Wahrscheinlich wiederhole ich mich bei jedem Berlin Bericht: Diese Stadt ist allemal eine Reise wert! Eine weltoffene Stadt mit zuvorkommenden, freundlichen und weltoffenen Bewohnern. Sie bietet wirklich jedem Besucher etwas, sei es für Baumenschen mit dem wuchtigen Brandenburgertor, dem grosszügigen Regierungsviertel mit dem Reichstag und dem Kanzleramt (genannt Elefantenwaschmaschine), dem eleganten Hauptbahnhof, dem schwindelerregenden Potzdamerplatz oder dem riesigen Olympiastadion mit dem genialen Dach, sei es für Geschichtsinteressierte mit dem Checkpoint Charly, dem Mauerfall oder dem sehr eindrücklichen Holocaust Mahnmal, den Kunstinteressierten mit den unzähligen Museen, den Kulturinteressierten mit den vielen Theatern und Konzerthallen, oder auch einfach den Anhängern der übergrossen Shopping Meilen und Häusern…..
Das ist wirklich keine abschliessende Beschreibung der vielfältigen Möglichkeiten!
Ueber unser Hauptereignis, dem Inline-Marathon habe ich nur eines zu berichten:
Ich habe noch nie ein so hektisches, von vielen Stürzen geprägtes Rennen erlebt, wo vom Start bis zum Zielstrich eine Spitzengruppe von 170 – 200 Skatern in 2er bis 4er Madli durch die mit vielen Kurven, Engpässen und S-Bahnschienen gespickten Strassen jagten.
Das zeigte dann auch die Rangliste von Mika Timing (die erst am Mittwoch einigermassen stimmte, Datasport lässt grüssen): Auf dem Zielstrich vergingen vom Rang 1 bis Rang 176 gerademal 45 Sekunden! Die Devise galt, höllisch aufzupassen, immer rechts aussen zu laufen, dauernd Lücken zu schliessen sowie Urs und Sandra nicht aus den Augen zu verlieren!
Das gelang mir meistens recht gut (eigentlich sehr gut!).
Aber in meiner Kategorie wird’s langsam eng: Ich konnte ganze 2 Sekunden auf den Zweitplatzierten ins Ziel retten, notabene ohne ihn zu kennen!

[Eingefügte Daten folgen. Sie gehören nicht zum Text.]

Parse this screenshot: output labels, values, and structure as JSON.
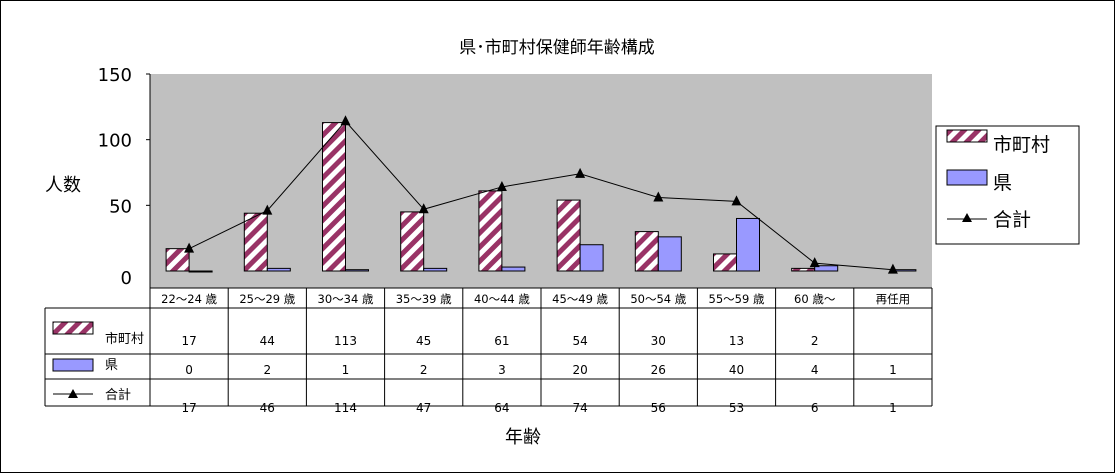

In der privaten Analyse des Rennens ist die Bemerkung „weiter vorne laufen“ und „letzte Km einprägen“ rot markiert! Man weiss ja nie….!
Trotz alledem hat Berlin eine magische Anziehungskraft dank der sensationellen Stimmung während des ganzen Rennens und wohl auch, weil es mit 7500 Skatern überhaupt der grösste Inline-Event in Europa ist.
Deshalb sind Äusserungen wie „nie mehr“ aus unserer Mitte mit einer gewissen Vorsicht zu geniessen. We’ll see next year…..!
Zum Schluss noch dies: Endlich war wieder einmal mit Urs, Sandra, Yvonne, Rene B.aus B, Chrigu und mir ein ordentliches Thunliners Grüppchen unterwegs und ich konnte sogar Vreni mit nach Berlin schleppen!